Virtual instruments for photovoltaic measurem,ents

Resumen

The present work is an effort to put together knowledge from several disciplines to obtain as result simple and affordable instruments for photovoltaic measurements. It could not be considered a research in advanced topics but it is a preliminary work in virtual instrumentation with broad prospects and useful and immediate applications. However, the established foundations and the acquired experience allow their application in the measurement of physical and physical-chemical parameters in various fields of science and engineering. One of them is the challenge of applying virtual instruments to Nanoscience and Nanotechnology. * This work contains four Chapters, Conclusions and Recommendations. Several Annexes corresponding to each chapter are at the end of each chapter. Chapter 1 introduces preliminary topics and basic definitions, the Electromagnetic Spectrum, the Planck’s Equation and Sunlight. Then summarizes the description of Light as Wave and Light as Photon. Annex 1 for Chapter 1 is a paper that procures conciliate this two descriptions using equations from electromagnetic theory and the basic equations of photons. Chapter 2 introduces essential optical components and. procedures to design a simple spectrometer and monochromator.
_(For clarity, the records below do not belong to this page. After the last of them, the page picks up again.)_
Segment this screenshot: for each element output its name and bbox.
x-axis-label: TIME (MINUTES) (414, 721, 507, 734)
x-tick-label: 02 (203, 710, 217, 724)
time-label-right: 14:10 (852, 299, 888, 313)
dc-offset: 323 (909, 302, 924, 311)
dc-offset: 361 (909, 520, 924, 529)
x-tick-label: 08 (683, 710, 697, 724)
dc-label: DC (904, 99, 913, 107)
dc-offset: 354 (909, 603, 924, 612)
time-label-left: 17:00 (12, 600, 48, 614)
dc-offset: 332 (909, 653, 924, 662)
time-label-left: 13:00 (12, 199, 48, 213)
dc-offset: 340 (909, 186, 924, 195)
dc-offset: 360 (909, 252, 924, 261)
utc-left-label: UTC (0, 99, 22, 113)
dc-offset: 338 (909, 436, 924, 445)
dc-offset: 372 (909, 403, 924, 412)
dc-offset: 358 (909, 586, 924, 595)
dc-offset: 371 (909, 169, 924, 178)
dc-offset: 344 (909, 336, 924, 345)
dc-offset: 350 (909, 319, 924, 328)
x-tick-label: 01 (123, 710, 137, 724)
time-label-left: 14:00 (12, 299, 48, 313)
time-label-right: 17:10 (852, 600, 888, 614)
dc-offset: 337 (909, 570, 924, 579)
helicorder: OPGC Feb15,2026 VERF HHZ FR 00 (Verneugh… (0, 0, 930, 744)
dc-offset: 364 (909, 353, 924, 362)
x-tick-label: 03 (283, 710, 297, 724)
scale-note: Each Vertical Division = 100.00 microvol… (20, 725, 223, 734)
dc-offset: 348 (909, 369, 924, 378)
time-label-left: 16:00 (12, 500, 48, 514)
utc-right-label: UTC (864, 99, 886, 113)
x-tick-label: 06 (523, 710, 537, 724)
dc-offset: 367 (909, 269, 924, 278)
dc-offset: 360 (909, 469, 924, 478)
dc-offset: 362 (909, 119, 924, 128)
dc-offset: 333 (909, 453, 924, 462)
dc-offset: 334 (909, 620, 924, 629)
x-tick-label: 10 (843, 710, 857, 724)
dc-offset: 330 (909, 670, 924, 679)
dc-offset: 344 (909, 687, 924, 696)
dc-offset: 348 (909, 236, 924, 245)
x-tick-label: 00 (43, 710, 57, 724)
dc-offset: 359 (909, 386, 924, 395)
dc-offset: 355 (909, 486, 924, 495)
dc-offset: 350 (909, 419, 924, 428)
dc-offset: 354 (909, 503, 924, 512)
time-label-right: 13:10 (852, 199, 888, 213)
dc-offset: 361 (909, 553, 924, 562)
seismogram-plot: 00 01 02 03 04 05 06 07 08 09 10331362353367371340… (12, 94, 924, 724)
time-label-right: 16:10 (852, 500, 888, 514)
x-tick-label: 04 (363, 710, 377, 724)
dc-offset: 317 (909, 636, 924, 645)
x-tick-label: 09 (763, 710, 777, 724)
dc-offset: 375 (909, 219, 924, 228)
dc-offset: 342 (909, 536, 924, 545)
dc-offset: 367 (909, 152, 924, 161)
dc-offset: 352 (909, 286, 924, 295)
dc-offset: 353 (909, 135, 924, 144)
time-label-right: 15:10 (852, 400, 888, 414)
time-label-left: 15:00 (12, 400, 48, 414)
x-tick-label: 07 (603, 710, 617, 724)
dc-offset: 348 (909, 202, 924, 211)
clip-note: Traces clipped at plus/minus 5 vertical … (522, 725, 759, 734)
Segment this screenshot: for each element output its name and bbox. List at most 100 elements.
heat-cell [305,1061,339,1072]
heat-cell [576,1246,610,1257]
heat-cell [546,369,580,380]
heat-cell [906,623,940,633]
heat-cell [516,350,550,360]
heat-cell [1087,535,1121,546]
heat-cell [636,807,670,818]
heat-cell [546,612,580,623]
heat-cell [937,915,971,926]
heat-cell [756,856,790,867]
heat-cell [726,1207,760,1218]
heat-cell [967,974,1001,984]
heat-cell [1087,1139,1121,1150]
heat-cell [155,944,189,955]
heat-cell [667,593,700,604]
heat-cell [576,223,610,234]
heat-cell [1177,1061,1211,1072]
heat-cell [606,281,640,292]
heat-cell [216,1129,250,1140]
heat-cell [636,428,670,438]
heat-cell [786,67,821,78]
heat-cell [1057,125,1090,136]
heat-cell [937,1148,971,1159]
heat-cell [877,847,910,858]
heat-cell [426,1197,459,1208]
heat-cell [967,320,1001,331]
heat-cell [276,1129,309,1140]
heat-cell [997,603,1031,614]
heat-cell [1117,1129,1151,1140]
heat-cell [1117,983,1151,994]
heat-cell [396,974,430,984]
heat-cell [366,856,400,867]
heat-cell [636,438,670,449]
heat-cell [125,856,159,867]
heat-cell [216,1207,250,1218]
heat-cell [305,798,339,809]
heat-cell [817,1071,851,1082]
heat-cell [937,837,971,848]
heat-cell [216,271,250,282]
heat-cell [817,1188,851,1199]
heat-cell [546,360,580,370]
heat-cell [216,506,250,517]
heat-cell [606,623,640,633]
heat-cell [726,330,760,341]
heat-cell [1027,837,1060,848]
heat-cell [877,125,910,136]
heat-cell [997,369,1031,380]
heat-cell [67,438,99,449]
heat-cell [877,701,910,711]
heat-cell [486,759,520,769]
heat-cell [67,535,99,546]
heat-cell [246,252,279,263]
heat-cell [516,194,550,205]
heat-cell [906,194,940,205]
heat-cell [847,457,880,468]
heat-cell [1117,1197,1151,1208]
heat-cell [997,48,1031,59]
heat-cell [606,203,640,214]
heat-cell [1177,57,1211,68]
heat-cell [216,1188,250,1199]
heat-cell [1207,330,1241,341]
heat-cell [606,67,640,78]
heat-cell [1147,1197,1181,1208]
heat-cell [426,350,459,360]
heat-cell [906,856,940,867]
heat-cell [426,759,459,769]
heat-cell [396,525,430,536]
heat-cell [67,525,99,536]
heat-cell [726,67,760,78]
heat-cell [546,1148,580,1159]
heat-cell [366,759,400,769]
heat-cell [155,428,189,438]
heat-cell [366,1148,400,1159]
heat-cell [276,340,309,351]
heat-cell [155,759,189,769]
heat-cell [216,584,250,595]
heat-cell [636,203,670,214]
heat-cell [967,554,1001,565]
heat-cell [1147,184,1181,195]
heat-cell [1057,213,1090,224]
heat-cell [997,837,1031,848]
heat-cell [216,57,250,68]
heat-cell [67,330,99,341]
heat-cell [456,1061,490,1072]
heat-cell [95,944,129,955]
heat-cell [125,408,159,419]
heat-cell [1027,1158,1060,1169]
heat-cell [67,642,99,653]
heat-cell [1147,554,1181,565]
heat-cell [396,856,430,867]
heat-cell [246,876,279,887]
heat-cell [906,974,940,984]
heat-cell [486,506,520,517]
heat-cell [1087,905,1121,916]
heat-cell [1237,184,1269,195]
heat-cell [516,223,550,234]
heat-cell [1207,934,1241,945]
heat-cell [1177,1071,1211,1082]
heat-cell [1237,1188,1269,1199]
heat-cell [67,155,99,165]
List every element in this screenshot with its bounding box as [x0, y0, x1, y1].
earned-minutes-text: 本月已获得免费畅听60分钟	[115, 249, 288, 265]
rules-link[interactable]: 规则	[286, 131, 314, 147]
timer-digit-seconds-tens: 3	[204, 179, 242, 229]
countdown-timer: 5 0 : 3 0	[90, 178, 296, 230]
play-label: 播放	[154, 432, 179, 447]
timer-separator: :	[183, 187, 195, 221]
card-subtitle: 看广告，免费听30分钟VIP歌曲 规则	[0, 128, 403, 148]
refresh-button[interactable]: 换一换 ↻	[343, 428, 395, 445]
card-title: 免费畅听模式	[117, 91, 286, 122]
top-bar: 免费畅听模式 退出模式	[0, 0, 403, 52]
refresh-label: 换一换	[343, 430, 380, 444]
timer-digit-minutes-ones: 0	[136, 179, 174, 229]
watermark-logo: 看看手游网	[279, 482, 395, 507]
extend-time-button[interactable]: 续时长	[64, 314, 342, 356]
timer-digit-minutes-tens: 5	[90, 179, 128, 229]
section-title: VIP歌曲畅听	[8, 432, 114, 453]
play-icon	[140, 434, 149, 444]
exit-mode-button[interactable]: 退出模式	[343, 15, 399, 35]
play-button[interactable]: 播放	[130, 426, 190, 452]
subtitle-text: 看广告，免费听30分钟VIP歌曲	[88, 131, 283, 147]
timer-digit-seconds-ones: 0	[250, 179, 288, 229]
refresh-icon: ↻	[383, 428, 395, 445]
Useful electronic components, common light sensors and useful electronic stages for photovoltaic measurements are described. Finally, practical front end circuits used in this work are exposed. Chapter 3 Is related with Data Acquisition and Control using Microcontrollers and Android Devices. Preliminary Topics, IOIO-OTG – the microcontroller board – characterization and interfacing, Programming Android Devices as Measuring Instruments, Interfacing front end Circuits with the microcontroller and the transparency Android ↔Windows data transfer are the topics dealt in this chapter. Chapter 4 introduces the mathematical and graphic emulator used to develop the routines that are part of the proposed virtual instruments. The common algorithms for this project are described. Next, the individual virtual instruments algorithms are described. Finally, measurements made with the virtual instrument prototype and the Laboratory equipment has been intercompared and consistency has been verified in these results. Every Chapter ends with Bibliography - numbered in [] – and Basic References –numbered in {}. Annexes for all chapters are at the end of each chapter.